Eden looked back at Albright. “It’s importa
nt we understand where Mr. Partridge was that night.”
“Are you trying to say he did something?” Albright jabbed her cigarette into the bottom of the ashtray. “Lady, you really ought to get out of here before he comes through that door. He’ll be real mad at me just for letting you in.”
Hearing the other woman’s suspicion, Eden thought of her own mother. Madeline Somers of Ridgefield, Connecticut, lived under one guiding principle of upper-middle-class manners—other people’s private lives are their own affair. Here was her oldest daughter poking into a couple’s life. “Did Mr. Partridge say anything when he came home Monday night?”

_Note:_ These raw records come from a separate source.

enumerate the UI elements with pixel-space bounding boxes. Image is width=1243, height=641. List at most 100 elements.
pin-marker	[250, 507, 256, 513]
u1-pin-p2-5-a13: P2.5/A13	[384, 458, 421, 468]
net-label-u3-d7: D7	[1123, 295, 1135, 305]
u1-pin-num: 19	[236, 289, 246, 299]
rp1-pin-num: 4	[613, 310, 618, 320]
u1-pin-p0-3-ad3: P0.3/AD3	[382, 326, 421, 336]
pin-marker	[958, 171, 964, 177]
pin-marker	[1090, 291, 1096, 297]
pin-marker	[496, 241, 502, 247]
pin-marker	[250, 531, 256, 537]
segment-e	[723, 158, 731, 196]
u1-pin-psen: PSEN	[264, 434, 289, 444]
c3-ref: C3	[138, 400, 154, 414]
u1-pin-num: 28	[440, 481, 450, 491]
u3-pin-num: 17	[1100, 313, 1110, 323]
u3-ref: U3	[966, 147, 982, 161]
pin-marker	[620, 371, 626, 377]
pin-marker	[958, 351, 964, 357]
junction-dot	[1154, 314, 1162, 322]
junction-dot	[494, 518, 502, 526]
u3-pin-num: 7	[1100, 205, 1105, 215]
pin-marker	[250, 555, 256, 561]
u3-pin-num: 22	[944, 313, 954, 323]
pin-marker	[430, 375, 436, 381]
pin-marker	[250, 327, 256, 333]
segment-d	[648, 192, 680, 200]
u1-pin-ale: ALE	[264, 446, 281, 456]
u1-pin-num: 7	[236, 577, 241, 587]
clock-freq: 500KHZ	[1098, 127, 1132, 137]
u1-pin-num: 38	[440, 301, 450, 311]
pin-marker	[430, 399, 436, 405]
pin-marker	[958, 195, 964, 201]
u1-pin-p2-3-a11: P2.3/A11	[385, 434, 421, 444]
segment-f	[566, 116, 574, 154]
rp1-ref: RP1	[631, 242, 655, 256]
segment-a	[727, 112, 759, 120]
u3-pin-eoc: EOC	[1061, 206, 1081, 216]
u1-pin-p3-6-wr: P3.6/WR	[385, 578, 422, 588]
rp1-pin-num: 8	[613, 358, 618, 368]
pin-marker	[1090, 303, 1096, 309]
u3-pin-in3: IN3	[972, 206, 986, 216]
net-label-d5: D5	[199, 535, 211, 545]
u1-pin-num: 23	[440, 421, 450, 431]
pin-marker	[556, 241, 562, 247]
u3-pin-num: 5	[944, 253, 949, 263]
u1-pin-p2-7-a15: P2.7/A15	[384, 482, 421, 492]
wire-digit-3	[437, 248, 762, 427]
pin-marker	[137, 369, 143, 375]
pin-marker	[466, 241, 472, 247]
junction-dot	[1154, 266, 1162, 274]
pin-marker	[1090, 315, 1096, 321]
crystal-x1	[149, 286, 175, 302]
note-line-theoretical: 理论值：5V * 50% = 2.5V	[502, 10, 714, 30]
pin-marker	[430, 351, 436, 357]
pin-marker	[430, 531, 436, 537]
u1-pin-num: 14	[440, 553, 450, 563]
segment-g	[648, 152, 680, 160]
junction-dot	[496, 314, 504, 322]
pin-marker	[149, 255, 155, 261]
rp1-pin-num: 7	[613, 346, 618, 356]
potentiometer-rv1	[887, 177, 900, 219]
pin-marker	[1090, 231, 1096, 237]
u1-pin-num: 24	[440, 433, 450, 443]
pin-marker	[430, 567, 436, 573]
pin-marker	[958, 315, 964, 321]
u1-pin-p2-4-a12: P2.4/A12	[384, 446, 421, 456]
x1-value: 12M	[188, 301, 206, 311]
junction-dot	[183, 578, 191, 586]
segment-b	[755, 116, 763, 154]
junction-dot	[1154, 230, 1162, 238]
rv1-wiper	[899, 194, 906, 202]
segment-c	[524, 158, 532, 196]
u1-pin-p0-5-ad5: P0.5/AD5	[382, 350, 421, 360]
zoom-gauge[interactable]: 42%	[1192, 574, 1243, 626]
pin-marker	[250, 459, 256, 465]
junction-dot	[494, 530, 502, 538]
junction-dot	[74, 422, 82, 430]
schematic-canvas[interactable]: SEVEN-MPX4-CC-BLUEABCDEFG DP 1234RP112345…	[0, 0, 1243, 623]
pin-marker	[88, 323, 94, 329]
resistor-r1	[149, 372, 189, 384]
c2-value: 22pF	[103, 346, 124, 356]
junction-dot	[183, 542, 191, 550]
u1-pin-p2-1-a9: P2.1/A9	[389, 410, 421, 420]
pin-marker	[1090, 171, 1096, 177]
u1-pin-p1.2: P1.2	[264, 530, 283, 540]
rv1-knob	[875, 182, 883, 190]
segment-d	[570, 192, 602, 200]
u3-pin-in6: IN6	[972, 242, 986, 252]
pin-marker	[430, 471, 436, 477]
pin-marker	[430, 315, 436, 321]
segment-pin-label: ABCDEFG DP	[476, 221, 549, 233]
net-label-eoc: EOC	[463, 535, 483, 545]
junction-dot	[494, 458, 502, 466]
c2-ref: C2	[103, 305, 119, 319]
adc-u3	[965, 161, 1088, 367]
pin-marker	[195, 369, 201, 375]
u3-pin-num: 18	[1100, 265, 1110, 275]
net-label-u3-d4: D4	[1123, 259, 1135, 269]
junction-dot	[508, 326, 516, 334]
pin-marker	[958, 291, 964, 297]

“He said he saw the Giants game at the bar.”
“What was his mood like?”
“His mood? How the hell should I know? You’re just like Win said. He told me law enforcement has it out for him. They’re always after him for something.”

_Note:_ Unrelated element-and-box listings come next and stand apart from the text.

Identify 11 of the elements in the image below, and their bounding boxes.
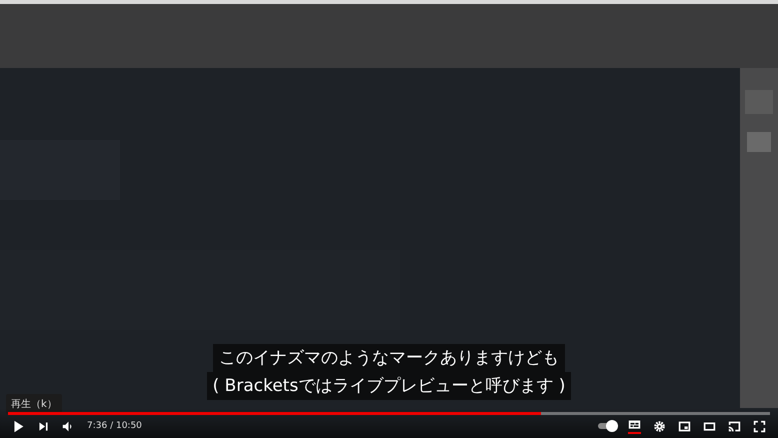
next-icon[interactable] <box>37 420 50 432</box>
settings-icon[interactable] <box>653 420 666 432</box>
play-icon[interactable] <box>12 420 25 432</box>
cast-icon[interactable] <box>728 420 741 432</box>
fullscreen-icon[interactable] <box>753 420 766 432</box>
tooltip: 再生（k） <box>6 394 62 414</box>
subtitles-button[interactable] <box>628 418 641 434</box>
time-display: 7:36 / 10:50 <box>87 421 142 431</box>
theater-icon[interactable] <box>703 420 716 432</box>
autoplay-toggle[interactable] <box>598 423 616 429</box>
miniplayer-icon[interactable] <box>678 420 691 432</box>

“How long have you known Mr. Partridge?”
“A long time. Twelve years or so. Win’s an honest man. He has a job and works hard. He made a mistake years ago, is all. He told me all about it.”
Eden looked at a poster on the living room’s other long wall. It was a colorful, ornate print of a man sitting cross-legged, hands in his lap. “That’s an unusual picture,” Eden said.
Albright turned to look. “Creepy, if you ask me. But it’s kind of a big deal for Win. Something called Kundalini. When Win got out of prison, a friend started him on it. Gives him power, Win says.”
Eden wrote on her pad.
“Now what’re you writing?”
“Just some notes.”
“Listen, Detective whatever you are, I wouldn’t be here asking all these questions and writing stuff when Win comes home. I already told you he doesn’t like you cops. It’s just the way he is.” Albright walked to the door and opened it.
Eden stood. “I notice, Ms. Albright, you have an unusual accent, not like the other Californians I’ve met. May I ask where you’re from?”